I have even known the salesman (from college) and still nearly got hosed. Buying the particular Honda I was interested in at a BMW price point made no sense. Trust one person in a car deal – you.
As for the trade-in, another place to get hosed. Sell privately if you can. What a dealer gives with one hand (supposedly generous new car deal) he/she takes with the other (lowball trade in deal).
New cars are worth buying when they hold their value (Honda, etc.). Used cars are worth buying if you’re looking at foreign “exotics” (ie, Mercedes, BMW).
In short – watch out. Truth.
This is excellent thank you. I also think the part about treating a good salesman with respect is true. To me it is all about service. If I get good service then I want them to know how much I appreciate their efforts. Good service is a dying art and few recognize how important it is.

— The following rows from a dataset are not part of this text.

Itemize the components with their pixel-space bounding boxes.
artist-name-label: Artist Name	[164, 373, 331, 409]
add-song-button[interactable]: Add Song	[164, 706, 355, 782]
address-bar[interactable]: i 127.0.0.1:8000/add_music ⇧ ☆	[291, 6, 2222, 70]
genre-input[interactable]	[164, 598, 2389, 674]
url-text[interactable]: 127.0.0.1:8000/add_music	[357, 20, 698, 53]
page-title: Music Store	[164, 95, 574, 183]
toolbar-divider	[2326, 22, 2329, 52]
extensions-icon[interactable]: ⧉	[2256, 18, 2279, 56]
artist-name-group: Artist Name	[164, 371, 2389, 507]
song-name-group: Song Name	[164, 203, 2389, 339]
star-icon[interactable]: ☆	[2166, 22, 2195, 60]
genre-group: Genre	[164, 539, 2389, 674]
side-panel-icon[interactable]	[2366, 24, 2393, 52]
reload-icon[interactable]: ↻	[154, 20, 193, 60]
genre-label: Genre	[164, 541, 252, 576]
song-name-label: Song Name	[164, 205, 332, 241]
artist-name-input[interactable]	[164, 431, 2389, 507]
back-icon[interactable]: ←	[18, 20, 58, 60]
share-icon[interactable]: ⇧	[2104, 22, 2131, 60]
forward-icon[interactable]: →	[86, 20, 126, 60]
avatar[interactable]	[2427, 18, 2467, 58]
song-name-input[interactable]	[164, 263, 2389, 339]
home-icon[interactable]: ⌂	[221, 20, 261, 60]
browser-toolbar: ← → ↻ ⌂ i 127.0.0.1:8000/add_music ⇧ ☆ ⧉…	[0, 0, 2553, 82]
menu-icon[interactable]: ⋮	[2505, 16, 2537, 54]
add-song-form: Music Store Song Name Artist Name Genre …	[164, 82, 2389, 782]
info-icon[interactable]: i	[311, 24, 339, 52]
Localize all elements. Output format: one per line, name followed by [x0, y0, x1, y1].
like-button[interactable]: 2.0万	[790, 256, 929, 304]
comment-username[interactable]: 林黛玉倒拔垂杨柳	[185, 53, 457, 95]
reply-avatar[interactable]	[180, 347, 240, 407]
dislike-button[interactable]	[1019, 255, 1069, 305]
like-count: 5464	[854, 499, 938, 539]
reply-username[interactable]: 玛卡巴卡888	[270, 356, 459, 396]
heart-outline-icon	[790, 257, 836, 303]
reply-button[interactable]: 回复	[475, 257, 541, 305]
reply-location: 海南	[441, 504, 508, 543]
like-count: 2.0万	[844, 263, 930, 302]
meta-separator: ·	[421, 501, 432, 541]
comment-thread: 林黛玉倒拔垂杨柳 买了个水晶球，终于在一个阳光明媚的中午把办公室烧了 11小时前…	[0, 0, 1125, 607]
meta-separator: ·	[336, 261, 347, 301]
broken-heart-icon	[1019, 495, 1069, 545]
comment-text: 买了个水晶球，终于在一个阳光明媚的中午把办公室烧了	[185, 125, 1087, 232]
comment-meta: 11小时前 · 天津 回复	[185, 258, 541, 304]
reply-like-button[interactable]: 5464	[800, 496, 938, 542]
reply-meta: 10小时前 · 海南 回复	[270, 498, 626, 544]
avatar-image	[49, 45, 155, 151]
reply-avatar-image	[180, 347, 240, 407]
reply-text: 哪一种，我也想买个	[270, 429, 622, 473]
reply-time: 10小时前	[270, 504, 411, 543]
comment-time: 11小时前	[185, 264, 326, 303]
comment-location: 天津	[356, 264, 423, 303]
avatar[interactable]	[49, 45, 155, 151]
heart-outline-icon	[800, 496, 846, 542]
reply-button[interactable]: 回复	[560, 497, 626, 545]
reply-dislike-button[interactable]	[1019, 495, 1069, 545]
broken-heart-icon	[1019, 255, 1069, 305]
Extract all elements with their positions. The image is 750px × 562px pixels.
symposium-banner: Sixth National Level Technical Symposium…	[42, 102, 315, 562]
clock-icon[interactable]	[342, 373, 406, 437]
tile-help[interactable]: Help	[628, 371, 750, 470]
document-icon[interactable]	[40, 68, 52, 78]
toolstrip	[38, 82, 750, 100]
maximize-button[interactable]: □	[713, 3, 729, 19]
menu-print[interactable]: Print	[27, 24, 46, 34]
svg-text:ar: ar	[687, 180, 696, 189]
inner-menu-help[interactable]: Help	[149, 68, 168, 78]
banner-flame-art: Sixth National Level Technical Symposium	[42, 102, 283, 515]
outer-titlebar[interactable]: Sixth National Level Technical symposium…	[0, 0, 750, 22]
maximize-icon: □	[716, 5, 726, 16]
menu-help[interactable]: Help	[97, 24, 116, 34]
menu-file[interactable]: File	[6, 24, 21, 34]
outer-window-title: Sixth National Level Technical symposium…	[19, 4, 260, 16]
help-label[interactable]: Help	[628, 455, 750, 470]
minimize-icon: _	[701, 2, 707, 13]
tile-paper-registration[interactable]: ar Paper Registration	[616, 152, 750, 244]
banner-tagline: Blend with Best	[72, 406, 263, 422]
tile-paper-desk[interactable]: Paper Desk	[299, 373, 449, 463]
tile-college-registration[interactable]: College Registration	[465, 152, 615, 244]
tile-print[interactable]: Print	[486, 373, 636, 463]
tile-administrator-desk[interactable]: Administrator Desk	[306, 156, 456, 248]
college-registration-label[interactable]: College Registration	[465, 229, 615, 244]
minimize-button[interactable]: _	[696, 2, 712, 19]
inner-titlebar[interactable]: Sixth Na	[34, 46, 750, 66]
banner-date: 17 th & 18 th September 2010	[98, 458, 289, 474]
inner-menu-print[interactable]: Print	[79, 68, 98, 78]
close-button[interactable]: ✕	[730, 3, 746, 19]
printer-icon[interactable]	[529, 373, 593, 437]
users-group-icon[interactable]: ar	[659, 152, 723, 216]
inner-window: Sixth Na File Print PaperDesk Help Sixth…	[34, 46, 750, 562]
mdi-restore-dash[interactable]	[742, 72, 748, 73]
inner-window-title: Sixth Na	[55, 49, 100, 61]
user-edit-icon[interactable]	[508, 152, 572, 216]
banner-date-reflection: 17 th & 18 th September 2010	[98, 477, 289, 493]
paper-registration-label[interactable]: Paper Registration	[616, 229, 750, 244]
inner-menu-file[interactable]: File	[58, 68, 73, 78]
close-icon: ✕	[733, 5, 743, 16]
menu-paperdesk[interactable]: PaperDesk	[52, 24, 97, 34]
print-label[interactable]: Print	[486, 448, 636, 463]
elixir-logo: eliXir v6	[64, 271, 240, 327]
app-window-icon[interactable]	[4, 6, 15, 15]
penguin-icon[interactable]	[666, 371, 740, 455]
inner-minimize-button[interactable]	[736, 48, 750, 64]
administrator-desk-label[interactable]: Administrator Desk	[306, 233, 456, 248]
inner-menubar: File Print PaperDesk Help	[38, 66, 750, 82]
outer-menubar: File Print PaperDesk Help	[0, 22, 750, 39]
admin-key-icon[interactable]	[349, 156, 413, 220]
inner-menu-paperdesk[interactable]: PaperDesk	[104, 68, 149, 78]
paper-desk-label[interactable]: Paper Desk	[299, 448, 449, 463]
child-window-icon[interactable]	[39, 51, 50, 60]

Nice article — too bad it doesn’t discuss the most important part of making a deal — negotiating the price. Fact is, the salesman/dealer will offer you a price — usually an inflated one. You make a counter-offer, and the dealer will refuse. The only way the dealer will come down in price is when you say, “thanks for your time, but no thanks,” and walk out. Once you walk out, the dealer will reduce the price.
For step#8 (get Internet quotes), it’s really not sufficient to simply ask for quotes and then go back to your friendly dealership and hope they can beat your best quote. First off, over 50% of the Internet quotes you get will simply be an email with a new salesman’s contact info. Instead, plan to email each of these dealers back and make sure you get a real quote.
Once you have quotes, email each of the dealers and ask them to beat your best quote. After you’ve worked your way through all of them and gotten a good price, THEN you can go back to your friendly dealership and ask him if he can beat your best deal. And if he can’t, don’t feel obligated to go with him, you did give him a fair chance. BTW- You can absolutely inspect a car from an Internet Salesman before signing. You only do the negotiating online, you still go into the dealership to sign the paperwork.
To make your life easier, here are some car negotiation email templates (http://www.findthebestcarprice.com/negotiate-step2.html#email1). If you plug in your name and the type of car you want, it will update the template and you can simply copy and paste into an email response to any Internet quote.
Has anyone ever heard the saying “Full price is a fair price”? Ask yourself this question, if someone came to your work and Told you that to earn their business you had to discount your wage or product how would you feel? Salespeople work hard at what they do and are happy to help anyone who is willing to do business with them. Why is it that we as a society have the Entitlement to get a discount just because we want one. Remember the Old saying “you get what you pay for”. You want service after the sale? Go buy a car below invoice and then turn around and ask the dealer/salesperson to help you with a problem. You think you deserve the same treatment as the person who paid MSRP? Why? Are you entitled to it? Or did you pay for it.
I know some will disagree with me and that’s fine. Just ask yourself this before you post what your thinking. Would you do the same job you already do for less money? So if you currently make $10.00 an hour would you do the same thing for $5.00 an hour?